Atualizando as leituras teóricas

Com a aproximação da Compós, que acontece na semana que vem, estou lendo os artigos do GT Comunicação e Cibercultura a fim de participar da discussão, que é geralmente a melhor parte de um evento desse tipo. Mas também, intercalado aos papers, tenho lido algumas coisas interessantes, outras nem tanto:

Here comes everybody. The power of organizing without organizations do Clay Shirky (2008). Achei bastante decepcionante no que diz respeito à teorias e informações sobre as pesquisas do autor, contudo vale por alguns cases e estórias apresentados que enfatizam os processos colaborativos nos novos modelos de negócio e cultura. Nada de muito novo no front e o estilo dele de escrever é um tanto enrolado.
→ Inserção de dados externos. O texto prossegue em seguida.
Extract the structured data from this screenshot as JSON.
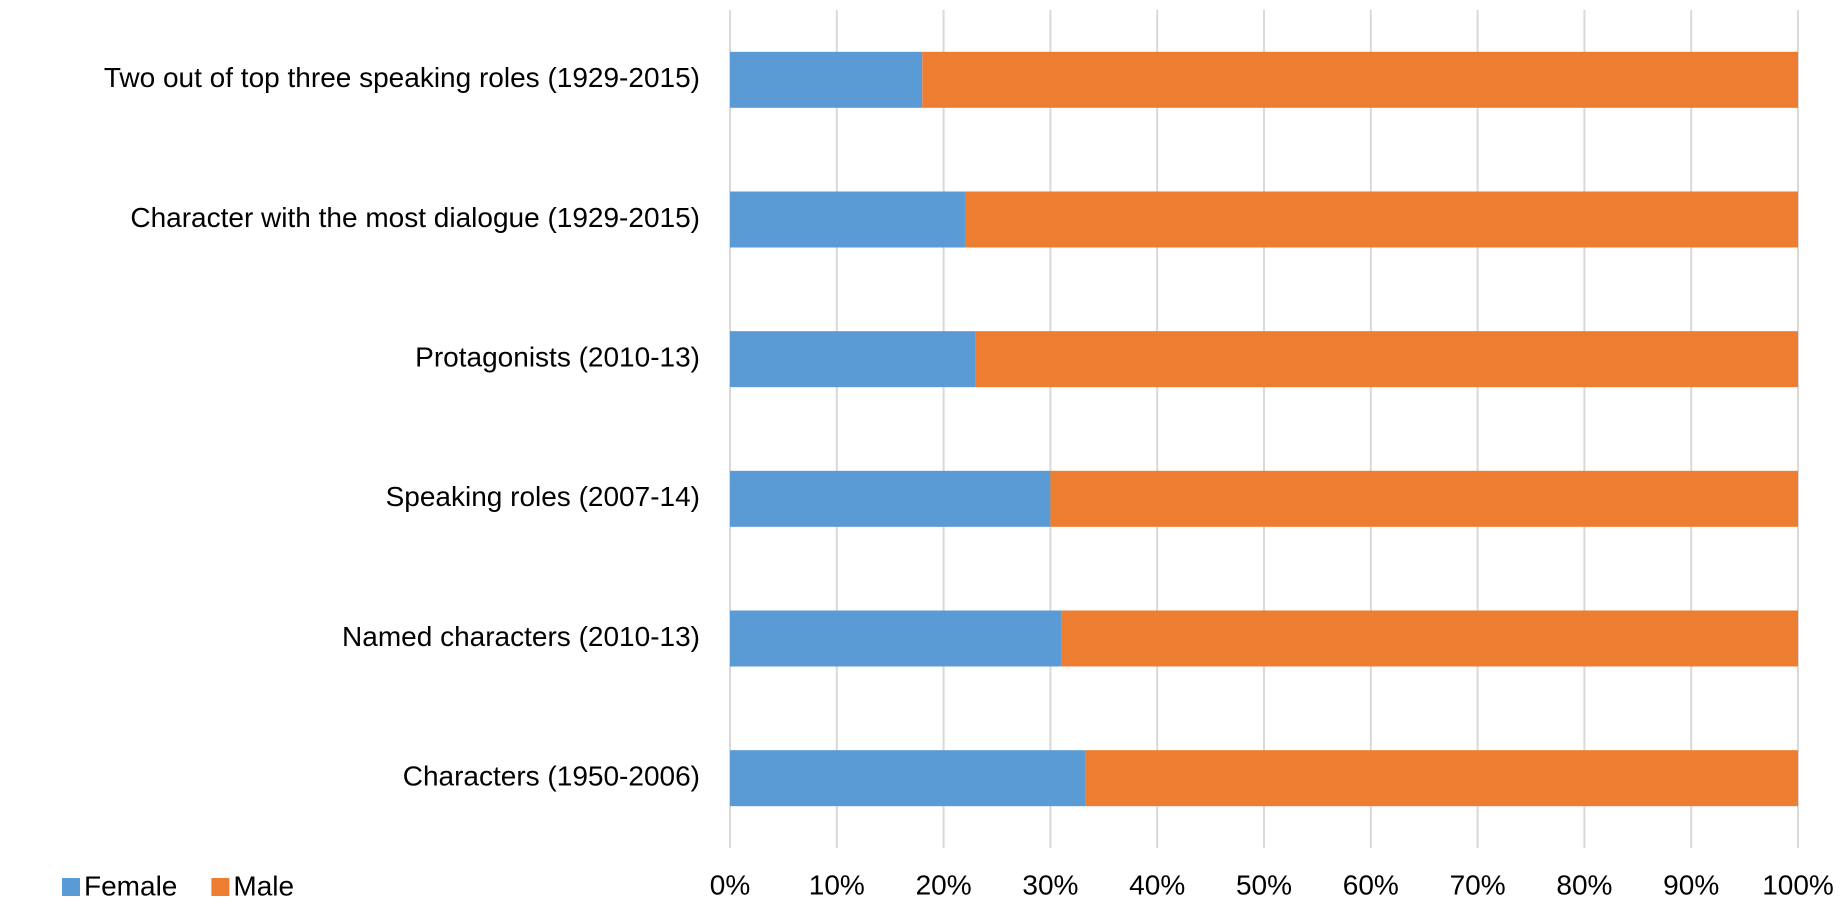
{
  "chart_data": {
    "type": "stacked-bar-horizontal",
    "categories": [
      "Two out of top three speaking roles (1929-2015)",
      "Character with the most dialogue (1929-2015)",
      "Protagonists (2010-13)",
      "Speaking roles (2007-14)",
      "Named characters (2010-13)",
      "Characters (1950-2006)"
    ],
    "series": [
      {
        "name": "Female",
        "color": "#5b9bd5",
        "values": [
          18,
          22,
          23,
          30,
          31,
          33.3
        ]
      },
      {
        "name": "Male",
        "color": "#ed7d31",
        "values": [
          82,
          78,
          77,
          70,
          69,
          66.7
        ]
      }
    ],
    "xlim": [
      0,
      100
    ],
    "xticks": [
      {
        "value": 0,
        "label": "0%"
      },
      {
        "value": 10,
        "label": "10%"
      },
      {
        "value": 20,
        "label": "20%"
      },
      {
        "value": 30,
        "label": "30%"
      },
      {
        "value": 40,
        "label": "40%"
      },
      {
        "value": 50,
        "label": "50%"
      },
      {
        "value": 60,
        "label": "60%"
      },
      {
        "value": 70,
        "label": "70%"
      },
      {
        "value": 80,
        "label": "80%"
      },
      {
        "value": 90,
        "label": "90%"
      },
      {
        "value": 100,
        "label": "100%"
      }
    ],
    "grid": true,
    "legend": "bottom-left"
  }
}
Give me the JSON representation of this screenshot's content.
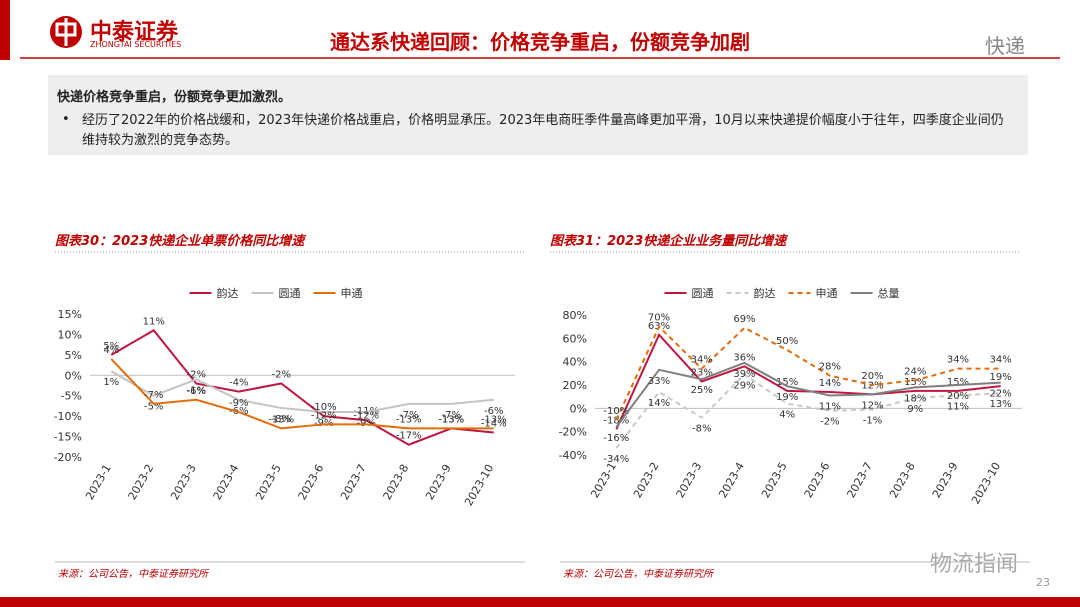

Por outro lado, Internet Inquiry. Conversations about method editado Annette N. Markham e Nancy Baym (2009) é uma coletânea de artigos sobre metodologia de pesquisa da maior profundidade e utilidade para quem está produzindo material relativo a objetos online tais como sites, blogs, sites de redes sociais, mundos virtuais, etc. A organização dos capítulos foi elaborada a partir de seis questionamentos de fundo que as organizadoras propuseram aos autores. São eles: 1. Como os pesquisadores qualitativos de internet definem os limites dos seus projetos? 2. Como os pesquisadores dão sentido ás questões envolvidas em coletar e interpretar dados online e offline? 3. Como as várias noções de privacidade influenciam decisões na pesquisa qualitativa em internet? 4. De que forma questões de gênero e sexualidade influenciam as estruturas e processos da pesquisa qualitativa sobre internet? 5. Como os pesquisadores qualitativos de internet podem produzir trabalhos significativos através do tempo, local e cultura? 6. O que constitui a qualidade nos trabalhos qualitativos? Assim, a cada bloco de questões temos capítulos refletindo sobre elas a partir de três visões de autores distintos, o que enriquece e amplifica o debate de questões tão pessoais sem se tornarem um mero guia de metodologia com “receitas de bolo”. Além disso, o livro já valeria pela extensa bibliografia sobre métodos distintos como etnografia, análise de conteúdo, entre outros, mas acima de tudo a obra certamente é referência para a compreensão da montagem de um projeto de pesquisa, dissertação, tese, etc a partir dos aspectos mais amplos da definição do campo, objeto e objetivos. Ele será útil tanto para quem já tem um bom domínio do assunto como para quem está iniciando nos estudos de internet (no entanto se o seu caso for iniciante sugiro que primeiro leia Doing Internet Research do Steve Jones (1998) e Virtual Methods coletânea organizada por Christine Hine (2005) antes de adentrar nessa leitura).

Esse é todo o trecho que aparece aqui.